De la même manière, l’indemnité forfaitaire de recouvrement doit être appliquée aux factures déclarées recevables.
Le CREDIT MUTUEL FACTORING a dû engager des frais irrépétibles qu’il serait inéquitable de laisser à sa charge, le tribunal condamne donc la société IBTP à lui régler la somme de 1.000 € au titre de l’article 700 du code de procédure civile.
Sur les moyens opposés par la société IBTP :
Il résulte de ce qui précède que les moyens de la défense de la société IBTP sont recevables.

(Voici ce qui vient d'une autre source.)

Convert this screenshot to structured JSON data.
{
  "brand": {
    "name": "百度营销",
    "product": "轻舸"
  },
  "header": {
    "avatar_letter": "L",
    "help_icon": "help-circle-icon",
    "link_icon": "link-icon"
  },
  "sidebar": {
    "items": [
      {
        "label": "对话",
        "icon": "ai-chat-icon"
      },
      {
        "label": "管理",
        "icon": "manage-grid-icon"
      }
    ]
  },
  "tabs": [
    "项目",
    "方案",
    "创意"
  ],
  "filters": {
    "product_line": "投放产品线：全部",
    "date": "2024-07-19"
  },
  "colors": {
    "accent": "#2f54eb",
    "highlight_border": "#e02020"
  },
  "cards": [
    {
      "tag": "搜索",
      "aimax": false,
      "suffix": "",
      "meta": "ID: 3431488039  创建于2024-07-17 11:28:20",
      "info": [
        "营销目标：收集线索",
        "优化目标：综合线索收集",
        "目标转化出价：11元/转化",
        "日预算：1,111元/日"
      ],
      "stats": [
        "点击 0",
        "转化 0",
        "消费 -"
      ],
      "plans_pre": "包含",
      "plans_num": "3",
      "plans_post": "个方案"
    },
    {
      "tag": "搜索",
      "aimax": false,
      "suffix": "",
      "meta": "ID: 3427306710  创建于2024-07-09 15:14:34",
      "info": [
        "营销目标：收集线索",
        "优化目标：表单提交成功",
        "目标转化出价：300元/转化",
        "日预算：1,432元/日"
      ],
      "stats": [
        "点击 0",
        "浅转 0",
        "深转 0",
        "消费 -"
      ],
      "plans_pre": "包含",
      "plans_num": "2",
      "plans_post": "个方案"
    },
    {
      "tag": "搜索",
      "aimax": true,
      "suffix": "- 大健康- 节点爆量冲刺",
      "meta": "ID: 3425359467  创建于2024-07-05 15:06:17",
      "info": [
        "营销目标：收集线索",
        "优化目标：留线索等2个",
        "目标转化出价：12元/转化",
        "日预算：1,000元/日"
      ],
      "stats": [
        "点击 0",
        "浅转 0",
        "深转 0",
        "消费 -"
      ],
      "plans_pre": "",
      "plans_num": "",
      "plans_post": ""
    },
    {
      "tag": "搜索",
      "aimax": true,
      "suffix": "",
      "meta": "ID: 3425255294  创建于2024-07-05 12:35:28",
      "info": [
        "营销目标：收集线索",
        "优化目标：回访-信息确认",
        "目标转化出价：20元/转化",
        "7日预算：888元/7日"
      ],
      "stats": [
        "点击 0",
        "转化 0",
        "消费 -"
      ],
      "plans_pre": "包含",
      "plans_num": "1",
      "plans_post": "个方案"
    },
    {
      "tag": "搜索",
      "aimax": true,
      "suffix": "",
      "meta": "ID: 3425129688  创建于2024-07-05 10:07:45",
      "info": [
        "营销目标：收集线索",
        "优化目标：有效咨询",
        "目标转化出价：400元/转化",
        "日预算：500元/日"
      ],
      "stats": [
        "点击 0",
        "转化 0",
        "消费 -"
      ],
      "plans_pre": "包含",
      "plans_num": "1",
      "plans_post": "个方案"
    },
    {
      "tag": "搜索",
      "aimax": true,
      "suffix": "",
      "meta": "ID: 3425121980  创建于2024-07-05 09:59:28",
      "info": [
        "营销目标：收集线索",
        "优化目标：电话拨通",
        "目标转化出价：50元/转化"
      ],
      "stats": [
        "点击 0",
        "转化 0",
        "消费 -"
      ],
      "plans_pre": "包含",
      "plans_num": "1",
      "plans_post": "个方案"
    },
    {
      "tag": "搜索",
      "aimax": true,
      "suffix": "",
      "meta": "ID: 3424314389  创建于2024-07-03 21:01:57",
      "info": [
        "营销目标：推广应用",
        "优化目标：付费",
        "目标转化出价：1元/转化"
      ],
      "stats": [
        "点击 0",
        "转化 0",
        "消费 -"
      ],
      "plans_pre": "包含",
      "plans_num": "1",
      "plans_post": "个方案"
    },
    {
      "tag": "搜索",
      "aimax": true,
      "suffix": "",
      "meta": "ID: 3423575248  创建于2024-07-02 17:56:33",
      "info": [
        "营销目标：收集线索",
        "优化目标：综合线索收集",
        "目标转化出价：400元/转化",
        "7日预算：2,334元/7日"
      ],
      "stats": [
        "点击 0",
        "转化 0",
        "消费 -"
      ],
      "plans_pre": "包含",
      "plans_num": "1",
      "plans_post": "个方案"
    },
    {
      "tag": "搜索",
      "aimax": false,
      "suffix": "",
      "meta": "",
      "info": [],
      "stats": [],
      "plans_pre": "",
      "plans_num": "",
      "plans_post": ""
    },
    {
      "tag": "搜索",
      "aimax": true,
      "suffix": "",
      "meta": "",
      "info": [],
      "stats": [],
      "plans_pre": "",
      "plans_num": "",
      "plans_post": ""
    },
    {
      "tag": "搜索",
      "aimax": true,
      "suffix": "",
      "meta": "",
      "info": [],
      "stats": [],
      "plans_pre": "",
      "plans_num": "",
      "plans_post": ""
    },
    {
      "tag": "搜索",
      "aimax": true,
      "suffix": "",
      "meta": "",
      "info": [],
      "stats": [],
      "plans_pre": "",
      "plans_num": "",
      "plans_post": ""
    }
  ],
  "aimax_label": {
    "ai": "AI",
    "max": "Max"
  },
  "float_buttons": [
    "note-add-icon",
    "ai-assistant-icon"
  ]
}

Néanmoins, le tribunal constate que le défendeur a adopté, au cours de l’instance, un comportement procédural manifestement dilatoire et de mauvaise foi, notamment :
* d’une part, en se saisissant d’un moyen visant à contester la qualité à agir du CREDIT MUTUEL FACTORING qui ne fait aucun doute, d’autant plus que la société IBTP a déjà procédé à des paiements entre les mains du CREDIT MUTUEL FACTORING pour le compte de VM Matériaux ;
* d’autre part, en omettant de manière presque systématique de signer les bons de livraison, qui résultent pourtant de commandes passées auprès de son fournisseur, sans justification.
Le tribunal estime que ceci est constitutif d’un abus du droit et que cette attitude a causé un préjudice au bon fonctionnement de la justice et a inutilement prolongé la durée de l’instance.
En conséquence, le tribunal condamne le défendeur à payer une amende civile de 3.000 € en application de l’article 32-1 du code de procédure civile.
PAR CES MOTIFS
Le tribunal, statuant publiquement,
Condamne la société IBTP à payer à la société CREDIT MUTUEL FACTORING les factures n° 173733 d’un montant de 396,90 €, n° 1733676 d’un montant de 368,10 € et n° 171960 d’un montant de 2.375,35 €, montants assortis de l’intérêt conventionnel au taux BCE majoré de 10 points à compter du 5 juin 2025 jusqu’à parfait paiement.
Condamne la société IBTP à payer à la société CREDIT MUTUEL FACTORING la somme de 120 € au titre de l’indemnité forfaitaire de recouvrement.
Condamne le CREDIT MUTUEL FACTORING à rembourser à la société IBTP les avoirs d’un montant de 776,88 € et 889,90 €.
Ordonne la compensation des sommes dues respectivement.
Déboute la société IBTP de sa demande de dommages et intérêts.
Condamne la société IBTP au paiement d’une amende civile de 3.000 €.
Ordonne l’exécution provisoire.
Condamne la société IBTP aux entiers dépens de l’instance comprenant les frais de la procédure d’injonction de payer, dont les frais de greffe liquidés à la somme de 108,12 €.
Prononcé par mise à disposition au greffe et signé par Monsieur Nicolas LAINÉ, président d’audience, et Monsieur Georges CLERC, greffier présent lors du prononcé.